Amoxicillin is the first-line antibiotic for most ear infections in both children and adults. It’s effective against the bacteria that most commonly cause middle ear infections, it’s inexpensive, and it has relatively few side effects. But the specific antibiotic, dose, and duration depend on the type of ear infection, the patient’s age, allergy history, and whether the first round of treatment works.
Middle Ear Infections: Amoxicillin First
The most common ear infection, acute otitis media, affects the middle ear and typically follows a cold or upper respiratory infection. The three bacteria responsible for most cases are Streptococcus pneumoniae, Haemophilus influenzae, and Moraxella catarrhalis. Amoxicillin covers these well and remains the standard starting point.
The dose matters. In areas where antibiotic-resistant bacteria are common, a high-dose regimen (roughly double the standard dose) is recommended. Resistance is not rare: studies of children with ear infections have found that nearly 30% of pneumococcal bacteria cultured from middle ear fluid showed some level of penicillin resistance. The higher dose overcomes that resistance in many cases. In areas where resistance rates are low, the standard dose is often sufficient.
When Amoxicillin Doesn’t Work
If symptoms haven’t improved after 48 to 72 hours on amoxicillin, the typical next step is amoxicillin-clavulanate. This combines amoxicillin with a compound that blocks the defense mechanism some bacteria use to deactivate the antibiotic. It’s particularly useful against Haemophilus influenzae and Moraxella catarrhalis strains that resist plain amoxicillin. The FDA-recommended treatment course for this combination is 10 days for ear infections.
Alternatives for Penicillin Allergies
If you or your child has a mild or non-severe penicillin allergy, several alternatives work well. These include cefdinir, cefuroxime, and cefpodoxime, all taken by mouth, or ceftriaxone given by injection for up to three days. These belong to the cephalosporin class, which is related to penicillin but tolerated by most people with non-severe penicillin allergies.
For severe penicillin allergies, where the reaction involved hives, swelling, or difficulty breathing, cephalosporins may also pose a risk. In those cases, levofloxacin can be considered as an alternative.
Not Every Ear Infection Needs Antibiotics Right Away
Many ear infections, especially mild ones, resolve on their own. The CDC outlines specific criteria for a “watchful waiting” approach, where you monitor symptoms for two to three days before starting antibiotics. This applies to:
- Children 6 to 23 months old if only one ear is infected, symptoms have lasted less than two days, pain is mild, and temperature is below 102.2°F
- Children 2 years and older if one or both ears are infected and they meet those same symptom thresholds
The idea is to avoid unnecessary antibiotic use while keeping a prescription on standby. If symptoms worsen or don’t improve within two to three days, you fill the prescription and start treatment. This approach reduces antibiotic exposure without increasing the risk of complications.
How Long the Course Lasts
Treatment duration isn’t one-size-fits-all. Children under two years old, or anyone with severe symptoms, typically get a full 10-day course. Children two and older with mild to moderate symptoms can often be treated effectively with a five- to seven-day course. Shorter courses reduce side effects like diarrhea and rash while still clearing the infection.
Outer Ear Infections Use Different Antibiotics
If the infection is in the ear canal rather than behind the eardrum, it’s otitis externa, commonly called swimmer’s ear. This is a different condition caused by different bacteria, and it’s treated with antibiotic ear drops rather than oral antibiotics. The most common prescription is ciprofloxacin combined with a steroid to reduce swelling and pain. The antibiotic kills the bacteria while the steroid addresses inflammation.

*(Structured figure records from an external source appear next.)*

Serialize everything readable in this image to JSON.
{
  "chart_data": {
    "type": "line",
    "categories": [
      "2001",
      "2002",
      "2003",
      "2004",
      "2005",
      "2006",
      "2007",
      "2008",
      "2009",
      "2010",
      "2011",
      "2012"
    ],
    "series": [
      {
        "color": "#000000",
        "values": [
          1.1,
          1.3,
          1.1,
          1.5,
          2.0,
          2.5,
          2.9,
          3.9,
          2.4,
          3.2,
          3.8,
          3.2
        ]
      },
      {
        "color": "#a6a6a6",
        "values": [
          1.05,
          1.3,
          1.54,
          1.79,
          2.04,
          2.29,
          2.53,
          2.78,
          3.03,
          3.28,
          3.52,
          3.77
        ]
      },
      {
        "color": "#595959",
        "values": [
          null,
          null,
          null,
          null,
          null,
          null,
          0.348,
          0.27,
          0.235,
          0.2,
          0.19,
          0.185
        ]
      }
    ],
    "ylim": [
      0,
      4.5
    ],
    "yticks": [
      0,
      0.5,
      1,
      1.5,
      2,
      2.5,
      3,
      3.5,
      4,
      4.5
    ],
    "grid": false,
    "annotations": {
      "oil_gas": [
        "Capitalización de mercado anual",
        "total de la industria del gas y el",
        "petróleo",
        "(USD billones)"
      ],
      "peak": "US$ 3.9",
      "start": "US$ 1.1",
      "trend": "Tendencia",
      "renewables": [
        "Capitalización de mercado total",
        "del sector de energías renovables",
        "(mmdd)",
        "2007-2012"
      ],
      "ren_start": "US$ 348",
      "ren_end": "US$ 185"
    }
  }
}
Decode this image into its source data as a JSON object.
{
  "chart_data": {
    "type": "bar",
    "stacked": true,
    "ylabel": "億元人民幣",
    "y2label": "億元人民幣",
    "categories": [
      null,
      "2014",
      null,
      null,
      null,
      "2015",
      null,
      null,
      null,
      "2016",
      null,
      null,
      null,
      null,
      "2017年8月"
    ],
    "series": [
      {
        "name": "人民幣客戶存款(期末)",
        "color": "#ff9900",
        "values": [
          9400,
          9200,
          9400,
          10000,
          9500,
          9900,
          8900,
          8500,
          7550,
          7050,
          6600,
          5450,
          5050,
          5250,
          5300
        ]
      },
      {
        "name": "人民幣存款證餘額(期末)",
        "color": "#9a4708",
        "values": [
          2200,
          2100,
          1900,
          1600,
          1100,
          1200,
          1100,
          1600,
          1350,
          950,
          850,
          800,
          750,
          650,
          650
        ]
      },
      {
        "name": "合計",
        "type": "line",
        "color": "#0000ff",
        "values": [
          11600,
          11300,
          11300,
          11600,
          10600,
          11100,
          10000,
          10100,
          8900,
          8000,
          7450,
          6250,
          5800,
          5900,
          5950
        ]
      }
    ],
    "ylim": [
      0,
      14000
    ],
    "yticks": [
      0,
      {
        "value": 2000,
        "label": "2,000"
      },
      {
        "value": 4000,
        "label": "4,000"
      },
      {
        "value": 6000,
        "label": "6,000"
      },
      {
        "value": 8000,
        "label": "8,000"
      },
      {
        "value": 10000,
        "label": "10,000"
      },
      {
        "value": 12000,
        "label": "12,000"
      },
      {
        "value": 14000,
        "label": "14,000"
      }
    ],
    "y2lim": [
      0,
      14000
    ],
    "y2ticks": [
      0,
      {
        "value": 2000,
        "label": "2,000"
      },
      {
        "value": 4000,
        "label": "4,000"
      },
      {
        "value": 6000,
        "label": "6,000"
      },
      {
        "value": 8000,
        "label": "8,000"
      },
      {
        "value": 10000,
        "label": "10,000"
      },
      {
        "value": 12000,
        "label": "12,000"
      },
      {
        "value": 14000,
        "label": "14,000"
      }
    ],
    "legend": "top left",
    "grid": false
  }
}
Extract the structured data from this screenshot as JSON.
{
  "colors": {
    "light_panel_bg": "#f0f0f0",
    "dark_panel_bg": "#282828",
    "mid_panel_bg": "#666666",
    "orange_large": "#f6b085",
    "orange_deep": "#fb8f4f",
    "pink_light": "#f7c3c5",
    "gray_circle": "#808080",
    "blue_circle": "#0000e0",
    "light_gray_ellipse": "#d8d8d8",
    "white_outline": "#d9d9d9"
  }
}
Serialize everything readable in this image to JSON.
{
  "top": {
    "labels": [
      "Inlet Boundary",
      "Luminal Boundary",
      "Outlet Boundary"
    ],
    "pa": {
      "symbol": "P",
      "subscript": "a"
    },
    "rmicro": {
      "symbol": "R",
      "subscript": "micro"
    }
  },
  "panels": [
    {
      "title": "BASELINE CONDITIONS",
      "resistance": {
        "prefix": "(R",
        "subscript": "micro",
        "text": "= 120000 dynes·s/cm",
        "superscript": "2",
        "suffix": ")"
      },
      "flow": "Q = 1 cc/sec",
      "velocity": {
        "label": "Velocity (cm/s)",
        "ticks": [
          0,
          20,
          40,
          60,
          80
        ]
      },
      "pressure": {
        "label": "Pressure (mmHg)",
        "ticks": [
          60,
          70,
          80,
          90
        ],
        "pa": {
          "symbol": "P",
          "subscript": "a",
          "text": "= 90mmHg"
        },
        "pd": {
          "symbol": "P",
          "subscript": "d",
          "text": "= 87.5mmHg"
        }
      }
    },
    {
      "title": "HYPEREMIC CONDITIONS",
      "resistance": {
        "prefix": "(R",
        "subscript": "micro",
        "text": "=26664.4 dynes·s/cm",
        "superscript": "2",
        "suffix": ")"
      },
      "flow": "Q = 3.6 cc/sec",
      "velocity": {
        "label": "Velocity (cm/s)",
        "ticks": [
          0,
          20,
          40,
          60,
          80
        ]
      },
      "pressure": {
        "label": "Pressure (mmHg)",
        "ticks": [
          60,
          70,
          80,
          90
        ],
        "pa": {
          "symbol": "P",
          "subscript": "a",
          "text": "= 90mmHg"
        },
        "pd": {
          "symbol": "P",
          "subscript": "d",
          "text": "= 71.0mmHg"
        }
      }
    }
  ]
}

When using these drops for swimmer’s ear, you lie on your side and gently pull the outer ear upward and backward to let the drops flow into the ear canal. For children who have ear tubes and develop a middle ear infection, the same drops can sometimes be used, but the technique is different: you press the small flap of cartilage in front of the ear opening in a pumping motion to push the drops through the tube.
Chronic Ear Infections Are a Different Problem
Ear infections that persist or keep recurring involve a different set of bacteria than acute infections. Chronic otitis media is more likely to harbor Pseudomonas aeruginosa, Staphylococcus aureus, and occasionally fungal organisms. These infections require different antibiotics and often need evaluation by a specialist, since the treatment approach and underlying causes differ significantly from a straightforward acute infection.